Pre-analysis focuses on making raw qualitative materials usable for analysis right away. The lesson highlights transcribing interviews from audio into print and translating observed events and behaviors into words. If translation is needed, it should not wait weeks or months; it should happen immediately after leaving the site or during collection when possible.

How does condensing data work without changing meaning?

Condensing includes five actions: editing to remove grammatical errors while preserving the critical meaning; removing ambiguity by cutting repetitive or monotonous phrases (for example, repeated fillers like “ah”); creating data categories (themes/classes of related information); assigning data to categories using codes (placing verbatim statements under the right theme); and summarizing within each category while still reporting what respondents said about the phenomenon.

How should qualitative findings be presented in subsection 3.8?

Qualitative findings should not rely on statistical tables such as frequency distributions or cross-tabs. Instead, the lesson recommends interpretive frames/analytic frames or continuous prose. After presentation, researchers interpret the evidence by drawing parallels and disparities with theories reviewed in the literature, leading to conclusions and recommendations.

Where does qualitative data fit in a mixed-method study?

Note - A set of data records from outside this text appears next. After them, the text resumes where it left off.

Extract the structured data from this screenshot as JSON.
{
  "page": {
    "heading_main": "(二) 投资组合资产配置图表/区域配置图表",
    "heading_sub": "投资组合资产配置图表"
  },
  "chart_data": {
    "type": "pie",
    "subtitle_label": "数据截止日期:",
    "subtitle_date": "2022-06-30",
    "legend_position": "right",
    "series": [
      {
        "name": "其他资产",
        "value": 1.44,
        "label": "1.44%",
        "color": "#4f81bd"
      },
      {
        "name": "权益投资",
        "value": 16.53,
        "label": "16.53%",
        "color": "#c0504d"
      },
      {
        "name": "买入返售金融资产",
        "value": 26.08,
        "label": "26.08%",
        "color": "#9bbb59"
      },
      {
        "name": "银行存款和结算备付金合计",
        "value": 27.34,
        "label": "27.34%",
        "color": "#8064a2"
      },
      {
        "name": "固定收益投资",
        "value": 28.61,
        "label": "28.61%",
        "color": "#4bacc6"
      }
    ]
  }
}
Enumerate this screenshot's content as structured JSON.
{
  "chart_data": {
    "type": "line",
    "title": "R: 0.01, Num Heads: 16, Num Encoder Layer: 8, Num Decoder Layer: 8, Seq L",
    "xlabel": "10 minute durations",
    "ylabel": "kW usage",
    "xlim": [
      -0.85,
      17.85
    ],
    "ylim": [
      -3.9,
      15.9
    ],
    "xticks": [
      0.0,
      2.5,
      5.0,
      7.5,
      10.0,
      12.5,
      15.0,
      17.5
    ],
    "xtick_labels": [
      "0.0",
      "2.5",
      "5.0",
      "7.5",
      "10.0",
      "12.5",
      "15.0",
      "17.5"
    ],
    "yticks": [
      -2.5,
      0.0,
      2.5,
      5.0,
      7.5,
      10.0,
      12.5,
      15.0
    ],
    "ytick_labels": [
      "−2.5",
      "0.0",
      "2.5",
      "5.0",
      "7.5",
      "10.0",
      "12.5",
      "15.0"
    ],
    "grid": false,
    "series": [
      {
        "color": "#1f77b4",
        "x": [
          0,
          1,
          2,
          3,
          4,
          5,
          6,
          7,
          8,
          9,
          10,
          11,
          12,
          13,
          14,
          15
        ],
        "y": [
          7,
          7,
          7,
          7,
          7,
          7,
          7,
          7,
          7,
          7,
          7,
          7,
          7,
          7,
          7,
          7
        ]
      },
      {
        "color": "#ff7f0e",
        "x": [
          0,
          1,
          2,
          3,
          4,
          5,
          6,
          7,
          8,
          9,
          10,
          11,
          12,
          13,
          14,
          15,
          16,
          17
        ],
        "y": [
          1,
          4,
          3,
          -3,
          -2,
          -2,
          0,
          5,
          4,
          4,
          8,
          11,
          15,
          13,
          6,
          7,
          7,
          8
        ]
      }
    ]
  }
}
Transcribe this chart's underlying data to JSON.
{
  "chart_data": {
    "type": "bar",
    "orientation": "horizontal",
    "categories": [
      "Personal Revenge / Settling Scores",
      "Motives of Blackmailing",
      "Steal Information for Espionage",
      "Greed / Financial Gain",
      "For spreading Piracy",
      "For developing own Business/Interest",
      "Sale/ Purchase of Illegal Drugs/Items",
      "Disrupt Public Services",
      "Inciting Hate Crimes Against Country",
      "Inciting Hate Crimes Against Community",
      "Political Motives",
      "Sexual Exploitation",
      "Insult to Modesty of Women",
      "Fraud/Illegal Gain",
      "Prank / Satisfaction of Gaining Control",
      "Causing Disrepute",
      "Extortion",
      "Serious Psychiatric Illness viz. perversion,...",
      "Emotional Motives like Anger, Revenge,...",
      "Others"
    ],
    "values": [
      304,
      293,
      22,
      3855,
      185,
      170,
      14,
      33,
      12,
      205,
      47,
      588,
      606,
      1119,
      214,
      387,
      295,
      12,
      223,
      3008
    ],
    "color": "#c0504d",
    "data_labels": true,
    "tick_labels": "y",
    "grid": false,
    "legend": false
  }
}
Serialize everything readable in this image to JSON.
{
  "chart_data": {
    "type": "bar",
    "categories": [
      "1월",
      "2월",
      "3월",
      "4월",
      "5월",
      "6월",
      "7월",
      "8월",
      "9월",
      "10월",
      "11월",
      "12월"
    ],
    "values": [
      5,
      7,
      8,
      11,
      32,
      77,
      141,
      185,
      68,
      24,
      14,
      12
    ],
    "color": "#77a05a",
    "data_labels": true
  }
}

In mixed-method research, the lesson describes a sequence: start with quantitative analysis (descriptive statistics, then inferential statistics), then bring in qualitative data to corroborate the quantitative findings. Qualitative evidence is used to support or explain what the numbers suggest.

Review Questions

  1. Outline the four-step inductive/thematic process for qualitative data analysis and specify what happens in each step.
  2. Give two examples of “ambiguity” in qualitative transcripts and describe how editing should handle them without changing meaning.
  3. Explain why interpretive frames/analytic frames are preferred over frequency tables when presenting qualitative findings.

Key Points

  1. 1

    Qualitative data analysis should begin immediately after collection because categories and themes depend on fresh field context.

  2. 2

    Qualitative evidence is non-numerical (words, observations, quotations, images, audio/video) and is analyzed using inductive/thematic methods rather than statistics.

  3. 3

    Pre-analysis requires transcribing interviews and translating observations into words right away, not weeks later.

  4. 4

    Condensing data must preserve meaning while improving clarity through editing and removing repetitive or monotonous phrases.

  5. 5

    Researchers should create data categories (themes) informed by the research problem and literature, then code verbatim statements into those categories.

  6. 6

    Qualitative findings should be presented using interpretive/analytic frames or prose, followed by interpretation linked to reviewed theories.

  7. 7

    In mixed-method studies, qualitative results typically corroborate quantitative findings after descriptive and inferential statistics are completed.

Highlights

Qualitative analysis is performed alongside data collection to avoid losing context and to support early theme discovery.
Editing should fix grammar and clarity without changing the critical meaning of what participants said.
Qualitative findings should be presented with interpretive/analytic frames or prose—not frequency tables or cross-tabs.
Codes move verbatim participant statements into theme-based categories, then each category is summarized for reporting.
In mixed-method research, qualitative evidence is used to corroborate quantitative results after statistical analysis.